Wednesday, June 11, 2014

The Feed: June 11, 2014

Kale is trendy, that we know. But why that and not, say, mustard greens? In Alice Robb's story below, she talks to an author of a new book on the implications of food trends.

The Feed is my weekly round up of interesting food-related stories from newspapers, magazines, blogs and websites.

Washington Post: “José Andrés Thinks Food Can Fix the World, Starting in Haiti,” by Steve Hendrix.
It’s well known that D.C. chef, José Andrés, caters to expensive food taste. His Minibar, tips the scale of cost, starting at $250 per person. What’s not so well known is his work on the other end of the spectrum--his food-based humanitarianism in poor countries like Haiti. Covering both of those aspects and more, Hendrix profiles our city’s top celebrity toque, a man of undeniable energy and vision, with a reach that extends from Penn Quarter to Port-au-Prince.

If you’ve been following Benwick’s inventive Superfoods’ Chefs Challenge series, you know the usual drill is for a notable D.C. chef to choose two superfood-ingredients and make four recipes with them. Well, Bryan Voltaggio (Range, Aggio) is no usual guy—rather than pick two, he throws in 11! Voltaggio whips up a Yogurt Coconut Parfait that Benwick describes as close to panna cotta and makes as good an argument as any for enjoying squash this time of year with his Cream Soda Butternut Squash.

Washington Post: “Easy Garlic Peeling Tricks,” by Joe Yonan.
I don’t think I’ve ever seen Yonan do a video before. But what fun! Here he goes over five methods for peeling garlic.

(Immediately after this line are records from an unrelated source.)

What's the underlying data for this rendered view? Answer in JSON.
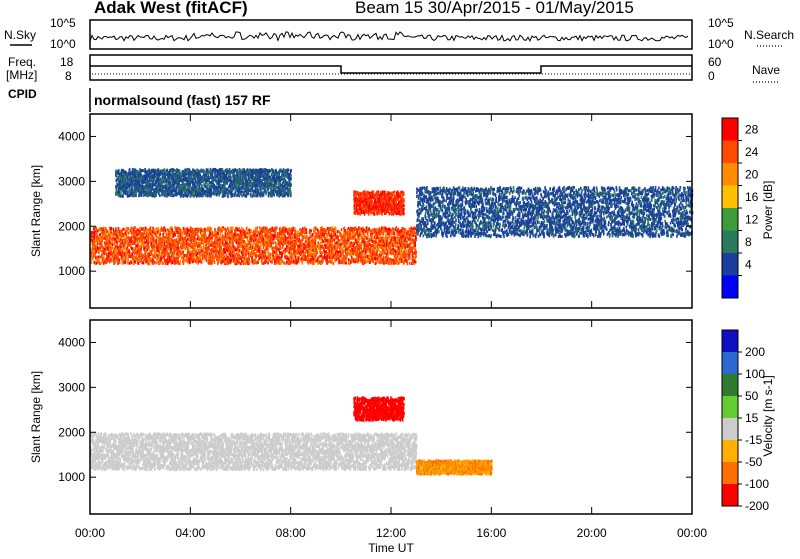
{
  "header": {
    "station_title": "Adak West (fitACF)",
    "beam_date": "Beam 15  30/Apr/2015 - 01/May/2015"
  },
  "top_panels": {
    "nsky_label": "N.Sky",
    "nsearch_label": "N.Search",
    "freq_label_1": "Freq.",
    "freq_label_2": "[MHz]",
    "nave_label": "Nave",
    "cpid_label": "CPID",
    "cpid_value": "normalsound (fast) 157 RF",
    "noise_left_ticks": [
      "10^5",
      "10^0"
    ],
    "noise_right_ticks": [
      "10^5",
      "10^0"
    ],
    "freq_left_ticks": [
      "18",
      "8"
    ],
    "freq_right_ticks": [
      "60",
      "0"
    ]
  },
  "colorbars": {
    "power": {
      "label": "Power [dB]",
      "ticks": [
        "28",
        "24",
        "20",
        "16",
        "12",
        "8",
        "4"
      ],
      "colors": [
        "#ff0000",
        "#ff4a00",
        "#ff8c00",
        "#ffc000",
        "#3c9c3c",
        "#2a7a5e",
        "#1a3f9c",
        "#0000ff"
      ]
    },
    "velocity": {
      "label": "Velocity [m s-1]",
      "ticks": [
        "200",
        "100",
        "50",
        "15",
        "-15",
        "-50",
        "-100",
        "-200"
      ],
      "colors": [
        "#1010c0",
        "#2a6ad0",
        "#2f7a2f",
        "#66cc33",
        "#cccccc",
        "#ffb000",
        "#ff7000",
        "#ff0000"
      ]
    }
  },
  "chart_data": [
    {
      "type": "heatmap",
      "title": "Power",
      "xlabel": "Time UT",
      "ylabel": "Slant Range [km]",
      "x_ticks": [
        "00:00",
        "04:00",
        "08:00",
        "12:00",
        "16:00",
        "20:00",
        "00:00"
      ],
      "y_ticks": [
        "1000",
        "2000",
        "3000",
        "4000"
      ],
      "x_range_hours": [
        0,
        24
      ],
      "y_range_km": [
        180,
        4500
      ],
      "colorbar_label": "Power [dB]",
      "features": [
        {
          "t_start": 0.0,
          "t_end": 13.0,
          "range_km": [
            1200,
            2000
          ],
          "power_db": 24
        },
        {
          "t_start": 1.0,
          "t_end": 8.0,
          "range_km": [
            2700,
            3300
          ],
          "power_db": 6
        },
        {
          "t_start": 10.5,
          "t_end": 12.5,
          "range_km": [
            2300,
            2800
          ],
          "power_db": 26
        },
        {
          "t_start": 13.0,
          "t_end": 24.0,
          "range_km": [
            1800,
            2900
          ],
          "power_db": 5
        }
      ]
    },
    {
      "type": "heatmap",
      "title": "Velocity",
      "xlabel": "Time UT",
      "ylabel": "Slant Range [km]",
      "x_ticks": [
        "00:00",
        "04:00",
        "08:00",
        "12:00",
        "16:00",
        "20:00",
        "00:00"
      ],
      "y_ticks": [
        "1000",
        "2000",
        "3000",
        "4000"
      ],
      "x_range_hours": [
        0,
        24
      ],
      "y_range_km": [
        180,
        4500
      ],
      "colorbar_label": "Velocity [m s-1]",
      "features": [
        {
          "t_start": 0.0,
          "t_end": 13.0,
          "range_km": [
            1200,
            2000
          ],
          "velocity": 0
        },
        {
          "t_start": 10.5,
          "t_end": 12.5,
          "range_km": [
            2300,
            2800
          ],
          "velocity": -200
        },
        {
          "t_start": 13.0,
          "t_end": 16.0,
          "range_km": [
            1100,
            1400
          ],
          "velocity": -50
        }
      ]
    }
  ]
}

The shake method is interesting, but I agree the ol’ knife-slap method works great.

New Republic: “‘How Au Courant I Am, Eating This Pig Face’: Why some foods become trendy, and others never take off,” by Alice Robb.
Robb’s Q&A with David Sax, author of the new book The Tastemakers: Why We're Crazy for Cupcakes but Fed Up with Fondue, sheds light on why some foods take off and others don’t and the implications for what food trends reveal about our tastes.

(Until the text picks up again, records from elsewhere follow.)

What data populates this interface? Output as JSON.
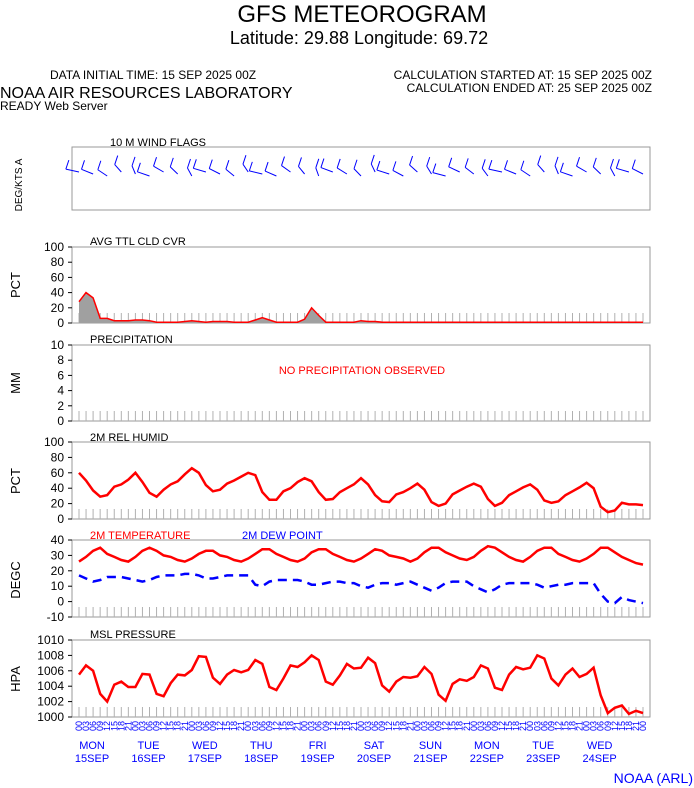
{
  "header": {
    "title": "GFS METEOROGRAM",
    "location": "Latitude: 29.88 Longitude:  69.72",
    "data_time": "DATA INITIAL TIME: 15 SEP 2025 00Z",
    "calc_start": "CALCULATION STARTED AT: 15 SEP 2025 00Z",
    "org": "NOAA AIR RESOURCES LABORATORY",
    "calc_end": "CALCULATION ENDED AT: 25 SEP 2025 00Z",
    "server": "READY Web Server",
    "credit": "NOAA (ARL)"
  },
  "colors": {
    "red": "#ff0000",
    "blue": "#0000ff",
    "gray": "#a0a0a0"
  },
  "chart_data": [
    {
      "type": "wind_flags",
      "title": "10 M  WIND FLAGS",
      "ylabel": "DEG/KTS  A"
    },
    {
      "type": "area",
      "title": "AVG TTL CLD CVR",
      "ylabel": "PCT",
      "ylim": [
        0,
        100
      ],
      "yticks": [
        0,
        20,
        40,
        60,
        80,
        100
      ],
      "values": [
        28,
        40,
        33,
        6,
        6,
        3,
        3,
        3,
        4,
        4,
        3,
        1,
        1,
        1,
        1,
        2,
        3,
        2,
        1,
        2,
        2,
        2,
        1,
        1,
        1,
        4,
        7,
        4,
        1,
        1,
        1,
        1,
        5,
        20,
        10,
        1,
        1,
        1,
        1,
        1,
        3,
        2,
        2,
        1,
        1,
        1,
        1,
        1,
        1,
        1,
        1,
        1,
        1,
        1,
        1,
        1,
        1,
        1,
        1,
        1,
        1,
        1,
        1,
        1,
        1,
        1,
        1,
        1,
        1,
        1,
        1,
        1,
        1,
        1,
        1,
        1,
        1,
        1,
        1,
        1,
        1
      ]
    },
    {
      "type": "bar",
      "title": "PRECIPITATION",
      "ylabel": "MM",
      "ylim": [
        0,
        10
      ],
      "yticks": [
        0,
        2,
        4,
        6,
        8,
        10
      ],
      "note": "NO PRECIPITATION OBSERVED",
      "values": []
    },
    {
      "type": "line",
      "title": "2M REL HUMID",
      "ylabel": "PCT",
      "ylim": [
        0,
        100
      ],
      "yticks": [
        0,
        20,
        40,
        60,
        80,
        100
      ],
      "values": [
        60,
        50,
        37,
        29,
        31,
        42,
        45,
        51,
        60,
        48,
        34,
        29,
        38,
        45,
        49,
        58,
        66,
        60,
        44,
        36,
        38,
        46,
        50,
        55,
        60,
        57,
        35,
        25,
        25,
        36,
        40,
        48,
        53,
        49,
        35,
        25,
        26,
        35,
        40,
        45,
        53,
        45,
        31,
        23,
        22,
        32,
        35,
        40,
        46,
        38,
        22,
        17,
        20,
        32,
        37,
        42,
        46,
        42,
        26,
        17,
        21,
        31,
        36,
        41,
        45,
        38,
        24,
        21,
        23,
        31,
        36,
        41,
        47,
        40,
        16,
        9,
        11,
        21,
        19,
        19,
        18
      ]
    },
    {
      "type": "line",
      "title": "2M TEMPERATURE",
      "title2": "2M   DEW POINT",
      "ylabel": "DEGC",
      "ylim": [
        -10,
        40
      ],
      "yticks": [
        -10,
        0,
        10,
        20,
        30,
        40
      ],
      "series": [
        {
          "name": "2M TEMPERATURE",
          "values": [
            26,
            29,
            33,
            35,
            31,
            29,
            27,
            26,
            29,
            33,
            35,
            33,
            30,
            29,
            27,
            26,
            28,
            31,
            33,
            33,
            30,
            29,
            27,
            26,
            28,
            31,
            34,
            34,
            31,
            29,
            27,
            26,
            28,
            32,
            34,
            34,
            31,
            29,
            27,
            26,
            28,
            31,
            34,
            33,
            30,
            29,
            28,
            26,
            28,
            32,
            35,
            35,
            32,
            30,
            28,
            27,
            29,
            33,
            36,
            35,
            32,
            29,
            27,
            26,
            29,
            33,
            35,
            35,
            31,
            29,
            27,
            26,
            28,
            31,
            35,
            35,
            32,
            29,
            27,
            25,
            24
          ]
        },
        {
          "name": "2M   DEW POINT",
          "values": [
            17,
            15,
            13,
            14,
            16,
            16,
            16,
            15,
            14,
            13,
            14,
            16,
            17,
            17,
            17,
            18,
            18,
            17,
            15,
            15,
            16,
            17,
            17,
            17,
            17,
            11,
            10,
            13,
            14,
            14,
            14,
            14,
            13,
            11,
            11,
            12,
            13,
            13,
            12,
            12,
            10,
            9,
            11,
            12,
            12,
            11,
            12,
            13,
            11,
            9,
            7,
            9,
            12,
            13,
            13,
            13,
            10,
            8,
            6,
            8,
            11,
            12,
            12,
            12,
            12,
            11,
            9,
            10,
            11,
            11,
            12,
            12,
            12,
            12,
            5,
            0,
            -1,
            3,
            1,
            0,
            -1
          ]
        }
      ]
    },
    {
      "type": "line",
      "title": "MSL PRESSURE",
      "ylabel": "HPA",
      "ylim": [
        1000,
        1010
      ],
      "yticks": [
        1000,
        1002,
        1004,
        1006,
        1008,
        1010
      ],
      "values": [
        1005.5,
        1006.7,
        1006.0,
        1003.0,
        1002.0,
        1004.2,
        1004.6,
        1003.9,
        1003.9,
        1005.6,
        1005.5,
        1003.0,
        1002.7,
        1004.4,
        1005.5,
        1005.4,
        1006.1,
        1007.9,
        1007.8,
        1005.1,
        1004.3,
        1005.5,
        1006.1,
        1005.8,
        1006.1,
        1007.4,
        1006.9,
        1003.9,
        1003.5,
        1005.0,
        1006.7,
        1006.5,
        1007.1,
        1008.0,
        1007.4,
        1004.6,
        1004.2,
        1005.4,
        1006.9,
        1006.3,
        1006.4,
        1007.7,
        1007.0,
        1004.1,
        1003.3,
        1004.6,
        1005.2,
        1005.1,
        1005.3,
        1006.5,
        1005.6,
        1002.9,
        1002.1,
        1004.3,
        1004.9,
        1004.7,
        1005.2,
        1006.7,
        1006.3,
        1003.8,
        1003.5,
        1005.5,
        1006.5,
        1006.2,
        1006.4,
        1008.0,
        1007.6,
        1005.0,
        1004.1,
        1005.5,
        1006.3,
        1005.2,
        1005.6,
        1006.4,
        1002.8,
        1000.5,
        1001.2,
        1001.5,
        1000.4,
        1000.8,
        1000.5
      ]
    }
  ],
  "x_axis": {
    "days": [
      {
        "dow": "MON",
        "date": "15SEP"
      },
      {
        "dow": "TUE",
        "date": "16SEP"
      },
      {
        "dow": "WED",
        "date": "17SEP"
      },
      {
        "dow": "THU",
        "date": "18SEP"
      },
      {
        "dow": "FRI",
        "date": "19SEP"
      },
      {
        "dow": "SAT",
        "date": "20SEP"
      },
      {
        "dow": "SUN",
        "date": "21SEP"
      },
      {
        "dow": "MON",
        "date": "22SEP"
      },
      {
        "dow": "TUE",
        "date": "23SEP"
      },
      {
        "dow": "WED",
        "date": "24SEP"
      }
    ],
    "hour_labels": [
      "00",
      "03",
      "06",
      "09",
      "12",
      "15",
      "18",
      "21"
    ]
  }
}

Wells favorably reviews Chef Bobby Flay’s new restaurant Gato. Says Wells, “Mr. Flay brushes flavor on his ingredients in thick impasto strokes, making each plate a three-dimensional aggregation of char, smoke, capsicum, sugar, acid and fat.” Sounds perfect.

CNN: “Are Butter, Cheese and Meat That Bad?” by Nadia Kounang.
Eat less fat, especially saturated fat, has been the key American dieting instruction for some time, a lesson rooted in rising mid-century levels of heart disease and studies done at that time showing correlation between heart disease and higher consumption of animal-fat-based foods like meat and rich dairy products. Kounang examines some more recent research, showing that the correlation isn’t so simple, especially if those fatty foods are substituted with simple carbohydrates, such as pasta, a cornerstone of the much-lauded Mediterranean diet.

NPR: “The Secret's In The Sugar: Lower-Alcohol Wines Are Taking Off,” by Allison Aubrey.
For years, the alcohol content of wine has been creeping up, with 14 to 15 percent ABV becoming pretty common. Now the trend appears to be swinging back, as wine drinkers find renewed interest in the balance that lower ABV wines offer.

Cheese Underground: “Game Changer: FDA Rules No Wooden Boards in Cheese Aging,” by Jeanne Carpenter.
Dealing, as the articles states, a “potentially devastating blow” to artisan cheese-making, the U.S. Food and Drug Administration has clarified its requirements to state that wooden boards cannot be used for aging cheese—a practice common for domestic and foreign cheese-making. Imports aged on wooden boards may also be affected.

Sustainable Dad: “Red Lentil Coconut Curry Soup,” by Chris Bacchus.
Sustainable Dad shares this recipe for lentil soup with a coconut milk base that comes together fast and looks like it would hit the spot on a weeknight evening.

1 comment:

  1. Lower-alcohol wine? Where's the fun in that?!